A CHILD’S belief in Santa Claus is a beautiful, magical thing that is fragile, tender and finite. There are only so many years you get where your kids really, truly believe in the wonder of St. Nick himself. As such, it is your duty as a parent to get your kids whatever they want for Christmas, even if that’s something that causes direct and irreparable harm to the environment.
This year’s must-have item is Palm Oil; sweet, delicious, 100% pure palm oil, harvested in unregulated areas of the world with a direct and grievous cost to the biodiversity of that area. The kids love it, just can’t get enough. So the question now becomes; do you want your child to wake up on Christmas morning and not find the 5 litre drum of Palm Oil they asked Santa for? Can you live with that?
Although your heart might be swaying towards saving endangered species from bulldozer-based harm, you must fulfill your duty as a parent and buy your kid that precious Palm Oil. If you can get one with some orangutan fur floating in it, all the better. What are your alternatives? For your kid to be the one child at school that didn’t get five acres worth of Palm Oil? How can you look your kid in the eye and say, well, Santa doesn’t deal with companies who ravage our planet’s natural resources, when Derek up the street got his?

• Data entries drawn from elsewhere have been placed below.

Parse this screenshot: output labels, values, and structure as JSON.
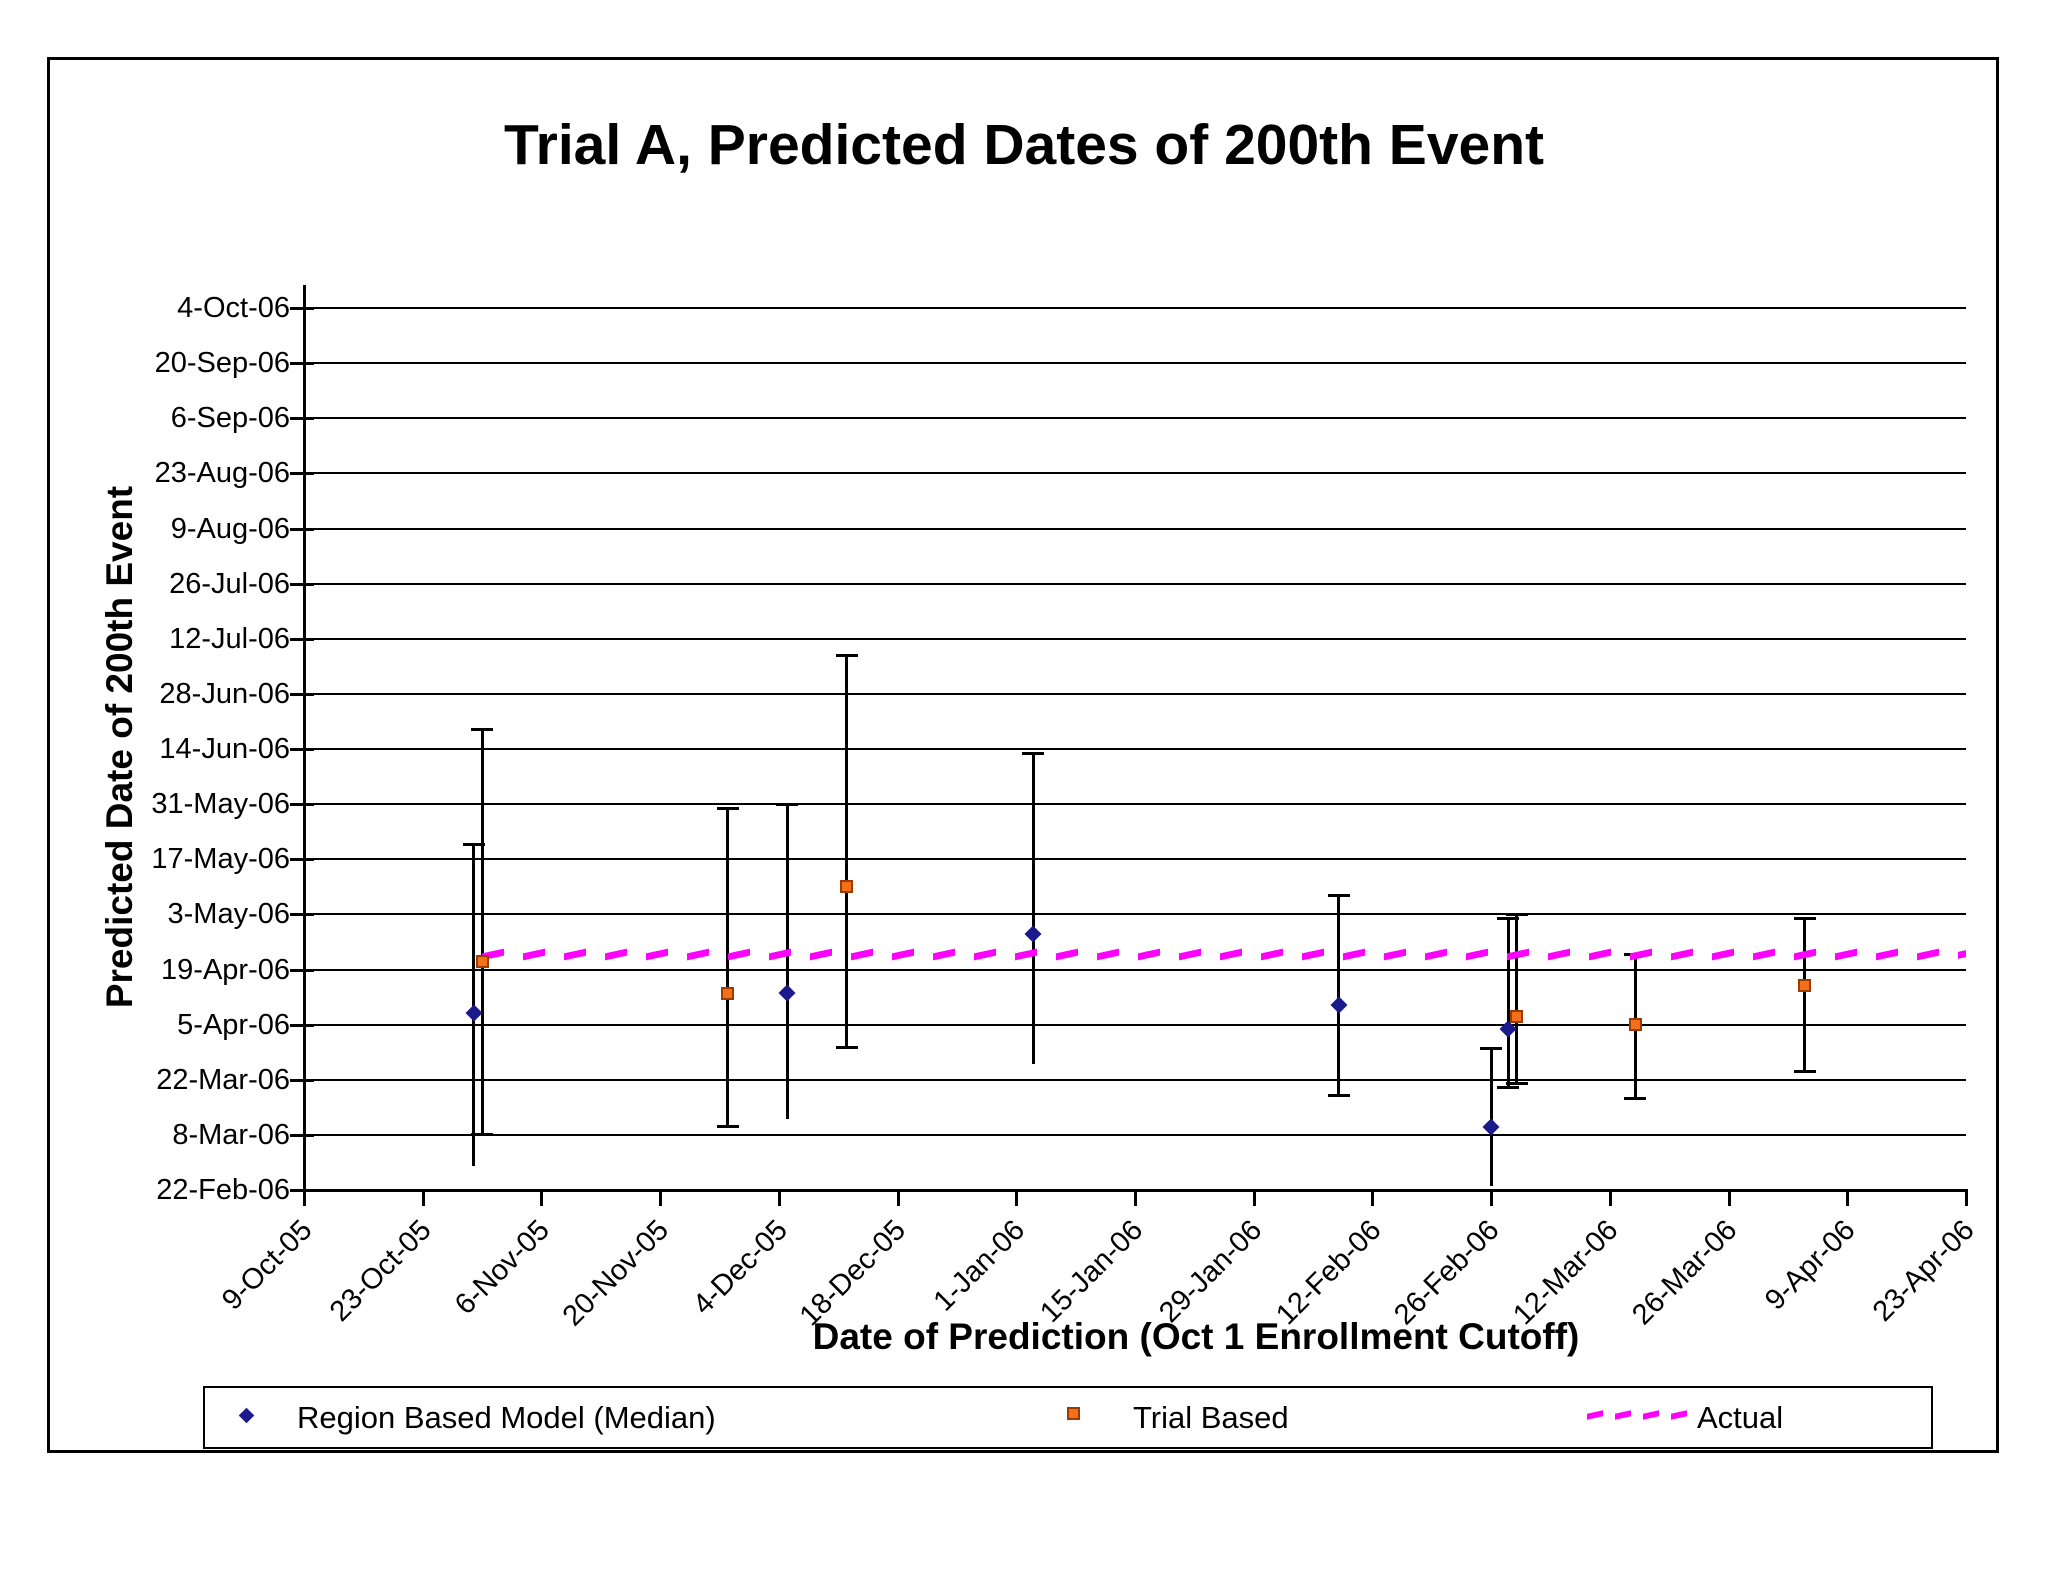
{
  "title": "Trial A, Predicted Dates of 200th Event",
  "chart_data": {
    "type": "scatter",
    "title": "Trial A, Predicted Dates of 200th Event",
    "xlabel": "Date of Prediction (Oct 1 Enrollment Cutoff)",
    "ylabel": "Predicted Date of 200th Event",
    "grid": "horizontal-on",
    "legend_position": "bottom",
    "x_axis": {
      "min": "2005-10-09",
      "max": "2006-04-23",
      "tick_interval_days": 14,
      "ticks": [
        {
          "label": "9-Oct-05",
          "date": "2005-10-09"
        },
        {
          "label": "23-Oct-05",
          "date": "2005-10-23"
        },
        {
          "label": "6-Nov-05",
          "date": "2005-11-06"
        },
        {
          "label": "20-Nov-05",
          "date": "2005-11-20"
        },
        {
          "label": "4-Dec-05",
          "date": "2005-12-04"
        },
        {
          "label": "18-Dec-05",
          "date": "2005-12-18"
        },
        {
          "label": "1-Jan-06",
          "date": "2006-01-01"
        },
        {
          "label": "15-Jan-06",
          "date": "2006-01-15"
        },
        {
          "label": "29-Jan-06",
          "date": "2006-01-29"
        },
        {
          "label": "12-Feb-06",
          "date": "2006-02-12"
        },
        {
          "label": "26-Feb-06",
          "date": "2006-02-26"
        },
        {
          "label": "12-Mar-06",
          "date": "2006-03-12"
        },
        {
          "label": "26-Mar-06",
          "date": "2006-03-26"
        },
        {
          "label": "9-Apr-06",
          "date": "2006-04-09"
        },
        {
          "label": "23-Apr-06",
          "date": "2006-04-23"
        }
      ]
    },
    "y_axis": {
      "min": "2006-02-22",
      "max": "2006-10-04",
      "tick_interval_days": 14,
      "ticks": [
        {
          "label": "4-Oct-06",
          "date": "2006-10-04"
        },
        {
          "label": "20-Sep-06",
          "date": "2006-09-20"
        },
        {
          "label": "6-Sep-06",
          "date": "2006-09-06"
        },
        {
          "label": "23-Aug-06",
          "date": "2006-08-23"
        },
        {
          "label": "9-Aug-06",
          "date": "2006-08-09"
        },
        {
          "label": "26-Jul-06",
          "date": "2006-07-26"
        },
        {
          "label": "12-Jul-06",
          "date": "2006-07-12"
        },
        {
          "label": "28-Jun-06",
          "date": "2006-06-28"
        },
        {
          "label": "14-Jun-06",
          "date": "2006-06-14"
        },
        {
          "label": "31-May-06",
          "date": "2006-05-31"
        },
        {
          "label": "17-May-06",
          "date": "2006-05-17"
        },
        {
          "label": "3-May-06",
          "date": "2006-05-03"
        },
        {
          "label": "19-Apr-06",
          "date": "2006-04-19"
        },
        {
          "label": "5-Apr-06",
          "date": "2006-04-05"
        },
        {
          "label": "22-Mar-06",
          "date": "2006-03-22"
        },
        {
          "label": "8-Mar-06",
          "date": "2006-03-08"
        },
        {
          "label": "22-Feb-06",
          "date": "2006-02-22"
        }
      ]
    },
    "series": [
      {
        "name": "Region Based Model (Median)",
        "marker": "diamond",
        "color": "#1A1A8C",
        "points": [
          {
            "x": "2005-10-29",
            "y": "2006-04-08",
            "hi": "2006-05-21",
            "lo": "2006-02-28",
            "lo_cap": false
          },
          {
            "x": "2005-12-05",
            "y": "2006-04-13",
            "hi": "2006-05-31",
            "lo": "2006-03-12",
            "lo_cap": false
          },
          {
            "x": "2006-01-03",
            "y": "2006-04-28",
            "hi": "2006-06-13",
            "lo": "2006-03-26",
            "lo_cap": false
          },
          {
            "x": "2006-02-08",
            "y": "2006-04-10",
            "hi": "2006-05-08",
            "lo": "2006-03-18",
            "lo_cap": true
          },
          {
            "x": "2006-02-26",
            "y": "2006-03-10",
            "hi": "2006-03-30",
            "lo": "2006-02-23",
            "lo_cap": false
          },
          {
            "x": "2006-02-28",
            "y": "2006-04-04",
            "hi": "2006-05-02",
            "lo": "2006-03-20",
            "lo_cap": true
          }
        ]
      },
      {
        "name": "Trial Based",
        "marker": "square",
        "color": "#F36F1A",
        "border_color": "#9C3A00",
        "points": [
          {
            "x": "2005-10-30",
            "y": "2006-04-21",
            "hi": "2006-06-19",
            "lo": "2006-03-08",
            "lo_cap": true
          },
          {
            "x": "2005-11-28",
            "y": "2006-04-13",
            "hi": "2006-05-30",
            "lo": "2006-03-10",
            "lo_cap": true
          },
          {
            "x": "2005-12-12",
            "y": "2006-05-10",
            "hi": "2006-07-08",
            "lo": "2006-03-30",
            "lo_cap": true
          },
          {
            "x": "2006-03-01",
            "y": "2006-04-07",
            "hi": "2006-05-03",
            "lo": "2006-03-21",
            "lo_cap": true
          },
          {
            "x": "2006-03-15",
            "y": "2006-04-05",
            "hi": "2006-04-23",
            "lo": "2006-03-17",
            "lo_cap": true
          },
          {
            "x": "2006-04-04",
            "y": "2006-04-15",
            "hi": "2006-05-02",
            "lo": "2006-03-24",
            "lo_cap": true
          }
        ]
      },
      {
        "name": "Actual",
        "marker": "dashed-line",
        "color": "#FF00FF",
        "value": "2006-04-23",
        "start": "2005-10-30",
        "end": "2006-04-23"
      }
    ]
  },
  "legend": {
    "items": [
      {
        "label": "Region Based Model (Median)",
        "swatch": "diamond-icon"
      },
      {
        "label": "Trial Based",
        "swatch": "square-icon"
      },
      {
        "label": "Actual",
        "swatch": "dash-icon"
      }
    ]
  }
}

This battle of what is the ‘right thing’ to do has been raging for generations, we remember asking Santa for Rhino horns when we were small, and being heartbroken when our hippy parents told us that Santa doesn’t deal in black market goods. We never really believed in Santa after that, and in years to come our folks admitted that they knew they had let us down.
Don’t be that parent. Give your kids whatever they ask for, whether its Palm Oil, blood diamonds, or off-road scooters that they’ll probably cripple themselves or others while driving. It’s not time to be judgemental about what they ask for; it’s time to be the good guy. You really don’t have much choice in the matter.